It’s like this: Rubrics run the danger of encouraging “checklist think,” wherein a student checks off the aspects of the rubric to achieve the grade they want. Done well this doesn’t pose a problem, but it’s often not thought out- and the rubric becomes a mere checklist to be fulfilled. The danger with this is the elimination of opportunities for creativity. When the checklist becomes the gold standard, we risk loosing the ability to reward the divergent thinking student.
Consider that the rubric essentially becomes a contract between the student and the teacher. It allows for points to be awarded based on specific criteria. This is good, in that the students know exactly the sort of tasks they will be rewarded for. The flip of this, of course, is that educators can only reward for the things in that rubric.
I’ll offer an example from my education.
During my undergrad study, I was asked to write a paper in an English class. The topic was specified, as were several other criteria: evidence integration, structure, length, transitions, etc. Among the specifications was a stipulation that the paper be between five and seven double spaced typed pages long.
Let’s say that I’m not known for my long-form writing. It’s not my nature.
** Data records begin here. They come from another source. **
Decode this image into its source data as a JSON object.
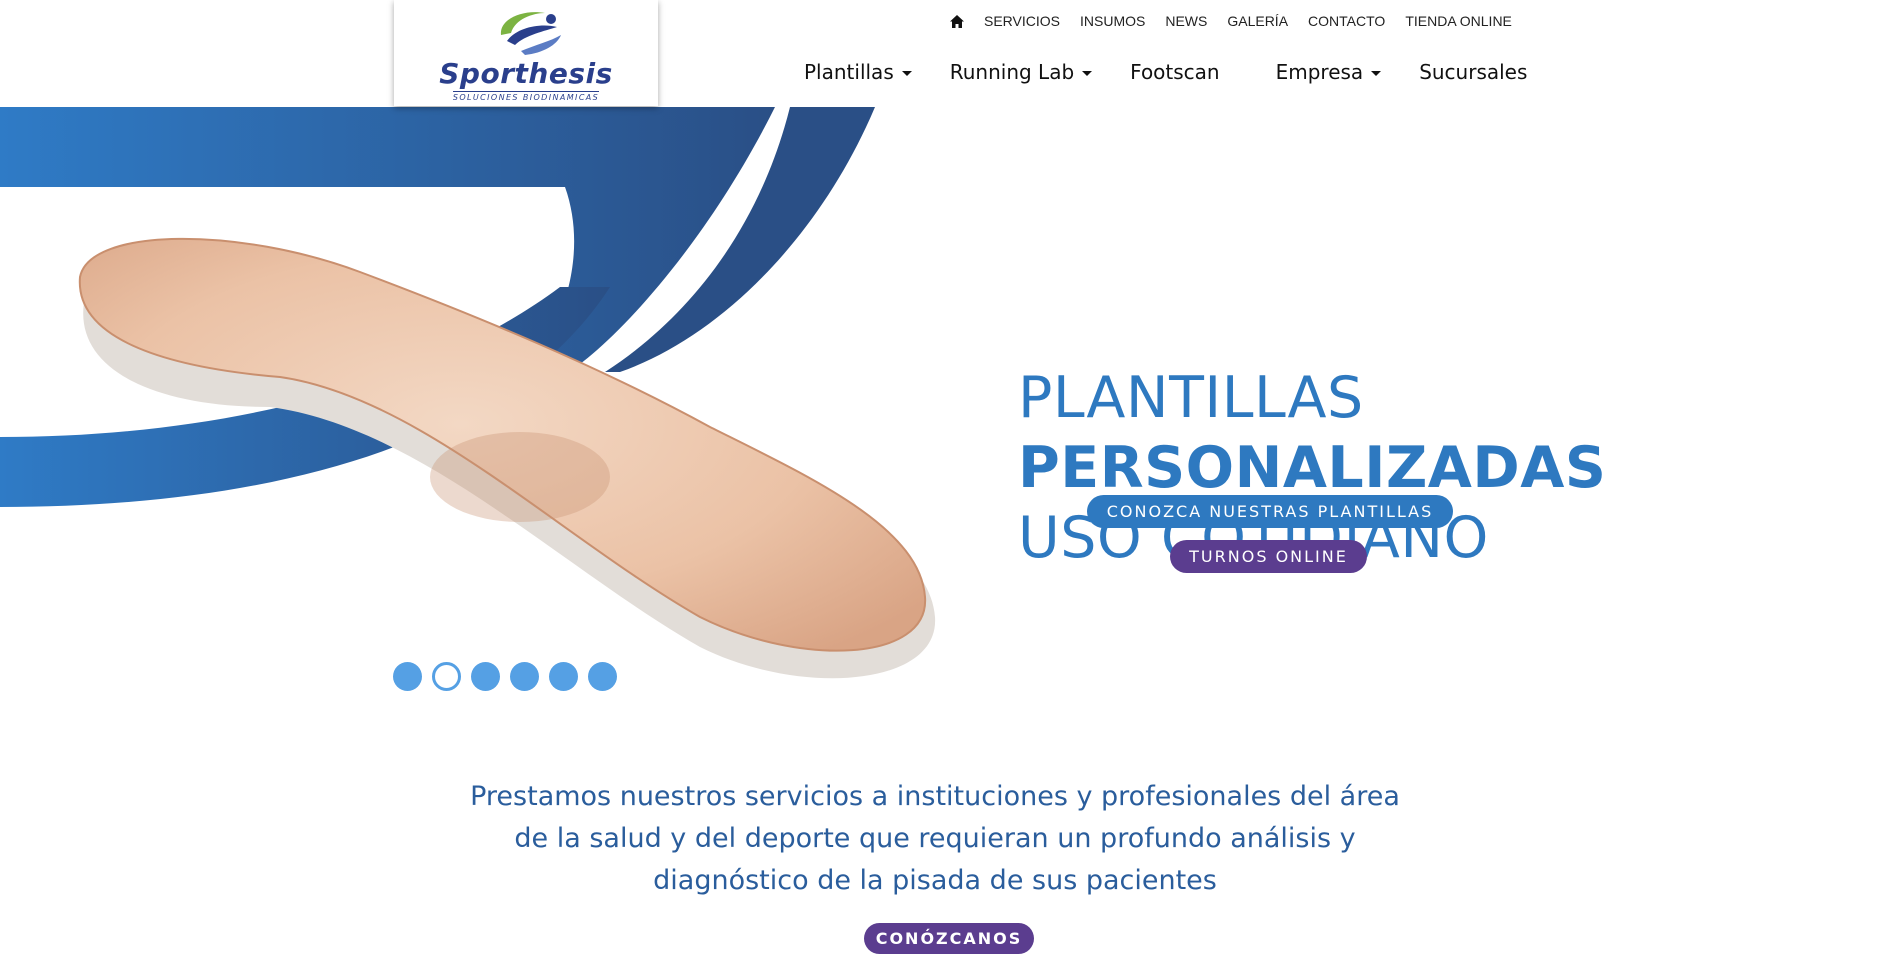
{
  "brand": {
    "name": "Sporthesis",
    "tagline": "SOLUCIONES BIODINAMICAS",
    "colors": {
      "primary": "#2e79c0",
      "dark_blue": "#2a3f8c",
      "purple": "#5b3d8f",
      "green": "#7cb342"
    }
  },
  "top_nav": {
    "home_icon": "home-icon",
    "items": [
      "SERVICIOS",
      "INSUMOS",
      "NEWS",
      "GALERÍA",
      "CONTACTO",
      "TIENDA ONLINE"
    ]
  },
  "main_nav": {
    "items": [
      {
        "label": "Plantillas",
        "dropdown": true
      },
      {
        "label": "Running Lab",
        "dropdown": true
      },
      {
        "label": "Footscan",
        "dropdown": false
      },
      {
        "label": "Empresa",
        "dropdown": true
      },
      {
        "label": "Sucursales",
        "dropdown": false
      }
    ]
  },
  "hero": {
    "line1": "PLANTILLAS",
    "line2": "PERSONALIZADAS",
    "line3": "USO COTIDIANO",
    "cta_primary": "CONOZCA NUESTRAS PLANTILLAS",
    "cta_secondary": "TURNOS ONLINE",
    "slide_count": 6,
    "active_slide": 2
  },
  "intro": {
    "text_line1": "Prestamos nuestros servicios a instituciones y profesionales del área",
    "text_line2": "de la salud y del deporte que requieran un profundo análisis y",
    "text_line3": "diagnóstico de la pisada de sus pacientes",
    "cta": "CONÓZCANOS"
  }
}
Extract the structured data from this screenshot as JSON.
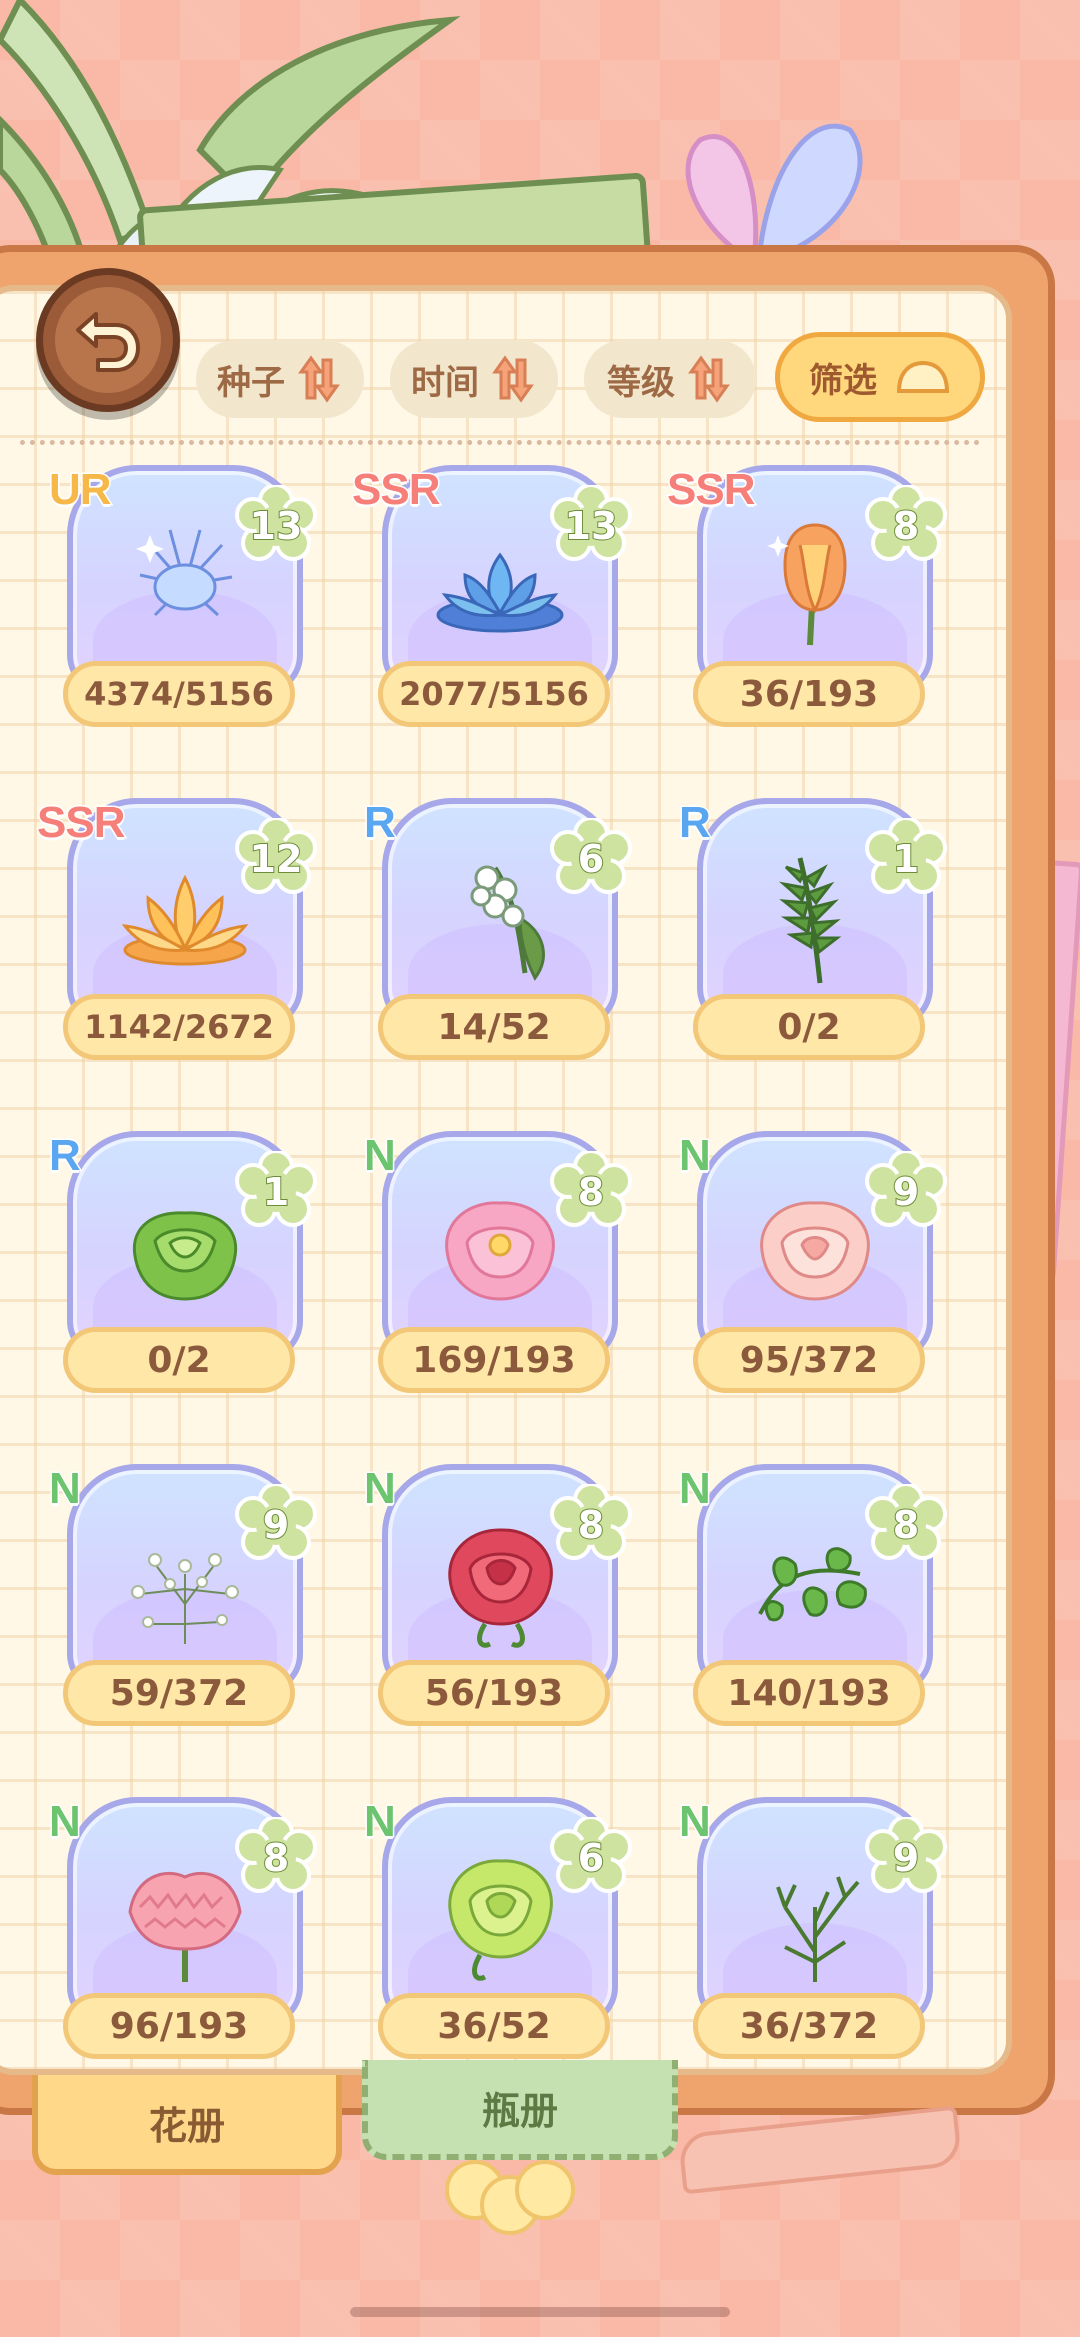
{
  "sort_bar": {
    "seed_label": "种子",
    "time_label": "时间",
    "level_label": "等级",
    "filter_label": "筛选"
  },
  "rarity_colors": {
    "UR": "#f7b84a",
    "SSR": "#f77f79",
    "R": "#5aa6f0",
    "N": "#6cc46f"
  },
  "cards": [
    {
      "rarity": "UR",
      "level": "13",
      "count": "4374/5156",
      "flower": "blue-spirit-flower"
    },
    {
      "rarity": "SSR",
      "level": "13",
      "count": "2077/5156",
      "flower": "blue-lotus"
    },
    {
      "rarity": "SSR",
      "level": "8",
      "count": "36/193",
      "flower": "orange-tulip"
    },
    {
      "rarity": "SSR",
      "level": "12",
      "count": "1142/2672",
      "flower": "golden-lotus"
    },
    {
      "rarity": "R",
      "level": "6",
      "count": "14/52",
      "flower": "lily-of-the-valley"
    },
    {
      "rarity": "R",
      "level": "1",
      "count": "0/2",
      "flower": "fern"
    },
    {
      "rarity": "R",
      "level": "1",
      "count": "0/2",
      "flower": "green-cabbage-rose"
    },
    {
      "rarity": "N",
      "level": "8",
      "count": "169/193",
      "flower": "pink-peony"
    },
    {
      "rarity": "N",
      "level": "9",
      "count": "95/372",
      "flower": "peach-peony"
    },
    {
      "rarity": "N",
      "level": "9",
      "count": "59/372",
      "flower": "babys-breath"
    },
    {
      "rarity": "N",
      "level": "8",
      "count": "56/193",
      "flower": "red-rose"
    },
    {
      "rarity": "N",
      "level": "8",
      "count": "140/193",
      "flower": "green-vine"
    },
    {
      "rarity": "N",
      "level": "8",
      "count": "96/193",
      "flower": "pink-carnation"
    },
    {
      "rarity": "N",
      "level": "6",
      "count": "36/52",
      "flower": "green-rose"
    },
    {
      "rarity": "N",
      "level": "9",
      "count": "36/372",
      "flower": "green-branch"
    }
  ],
  "tabs": {
    "flower_book": "花册",
    "bottle_book": "瓶册"
  }
}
The paper I submitted was a scant three pages long- essentially half of what I’d been asked to provide. In all ways, the paper was excellent (if I do say so myself…), and it exhibited the sort of depth of thought and argument that the professor was looking for. When it came time for a grade, I was rewarded for my work with an “A.” There was no rubric for this paper- there were guidelines. As a result, the professor was free to grade my work on it’s merits. Had there been a rubric that specified the length of the paper, the professor would have had no choice but to deduct points for the short length of my work.
It’s not that rubrics are inherently bad. It’s that so many of the rubrics made aren’t thought out and structured to foster the creative and divergent thought we so badly need students to express. They aren’t rubrics- they’re checklists. And not good checklists at that.